In another moment he would have spoken, but during that moment a bluff, elderly professor, who had been looking at Mona with much interest and perplexity, suddenly seized her hand.
"Why, I declare it is Yum-Yum!" he exclaimed enthusiastically. "No wonder she took us by surprise on a deserted coast, when she wins an ovation like this at Burlington House!"
Mona stopped to speak, and Dudley passed on.
No wonder, indeed! What a blind bat, what an utter imbecile, he had been! and how he had babbled to her of his past, present, and future, while she had sat looking at him, with infinite simplicity and frankness in her honest eyes!
His lip curled with a cynical smile.
"Bravo, old chap!" said Melville's friendly voice. "It was a genuine consolation to my misanthropic mind to reflect that one of those medals was well earned."
Ralph stopped for a minute or two to speak to his friend, and then went down the steps. Most of the carriages had gone, but, a few yards from the door, a pair of fine bays were pawing the ground. Ralph looked up and recognised his Anglo-Indian friend, Sir Douglas Munro; but Sir Douglas was waiting for a lady, and had no eyes for the clever young doctor. Ralph's glance wandered on to the next carriage, and when it came idly back to the bays, he saw that the lady had arrived. Nay, more, the lady was looking at him with a very eloquent face.
"Dr Dudley," she said, almost below her breath.
For an instant Dudley hesitated,—then gravely lifted his hat and walked on. He could not speak to her now; he must have time to think.
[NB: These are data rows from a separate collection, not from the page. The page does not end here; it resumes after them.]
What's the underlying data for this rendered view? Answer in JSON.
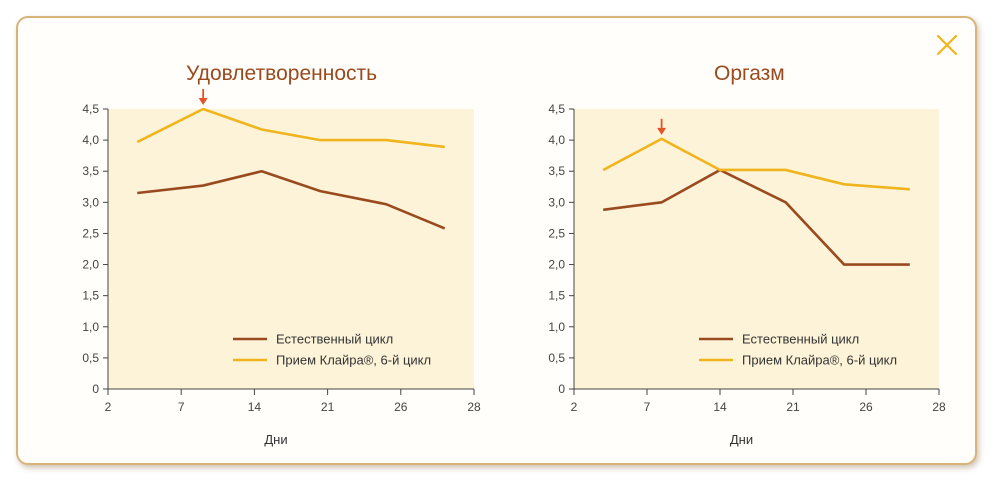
{
  "colors": {
    "plot_bg": "#fdf3d8",
    "natural": "#9a4a1f",
    "qlaira": "#f0b41c",
    "arrow": "#e5532a",
    "axis": "#444444",
    "frame": "#d8b47a",
    "close": "#f0b41c"
  },
  "close_icon": "close-icon",
  "chart_data": [
    {
      "type": "line",
      "title": "Удовлетворенность",
      "xlabel": "Дни",
      "ylabel": "",
      "xticks": [
        "2",
        "7",
        "14",
        "21",
        "26",
        "28"
      ],
      "yticks": [
        "0",
        "0,5",
        "1,0",
        "1,5",
        "2,0",
        "2,5",
        "3,0",
        "3,5",
        "4,0",
        "4,5"
      ],
      "ylim": [
        0,
        4.5
      ],
      "grid": false,
      "legend_position": "bottom-right",
      "x_positions": [
        0.4,
        1.3,
        2.1,
        2.9,
        3.8,
        4.6
      ],
      "series": [
        {
          "name": "Естественный цикл",
          "values": [
            3.15,
            3.27,
            3.5,
            3.18,
            2.97,
            2.58
          ]
        },
        {
          "name": "Прием Клайра®, 6-й цикл",
          "values": [
            3.97,
            4.5,
            4.17,
            4.0,
            4.0,
            3.89
          ]
        }
      ],
      "annotation": {
        "type": "arrow",
        "series": 1,
        "point": 1
      }
    },
    {
      "type": "line",
      "title": "Оргазм",
      "xlabel": "Дни",
      "ylabel": "",
      "xticks": [
        "2",
        "7",
        "14",
        "21",
        "26",
        "28"
      ],
      "yticks": [
        "0",
        "0,5",
        "1,0",
        "1,5",
        "2,0",
        "2,5",
        "3,0",
        "3,5",
        "4,0",
        "4,5"
      ],
      "ylim": [
        0,
        4.5
      ],
      "grid": false,
      "legend_position": "bottom-right",
      "x_positions": [
        0.4,
        1.2,
        2.0,
        2.9,
        3.7,
        4.6
      ],
      "series": [
        {
          "name": "Естественный цикл",
          "values": [
            2.88,
            3.0,
            3.52,
            3.0,
            2.0,
            2.0
          ]
        },
        {
          "name": "Прием Клайра®, 6-й цикл",
          "values": [
            3.52,
            4.02,
            3.52,
            3.52,
            3.29,
            3.21
          ]
        }
      ],
      "annotation": {
        "type": "arrow",
        "series": 1,
        "point": 1
      }
    }
  ]
}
It seemed to him that his very soul was torn in two. One half loved Mona, clamoured for her, stretched out blind hands that longed to take her on any terms, unquestioning; but the other half refused to be carried away by glamour and mere blind impulse, the other half was outraged by this trivial motiveless deception, the other half had dreamed of an ideal marriage and would not be put off with anything short of its ideal. How little he knew of her, after all! He had not met her a dozen times—what wonder if he had been mistaken!
While he wrestled thus with himself, the mail-phaeton bowled rapidly past him. Dudley laughed gloomily. And he had meant her to trudge along Regent Street with him, and "tell him what it all meant"! What a hopeless imbecile he had been!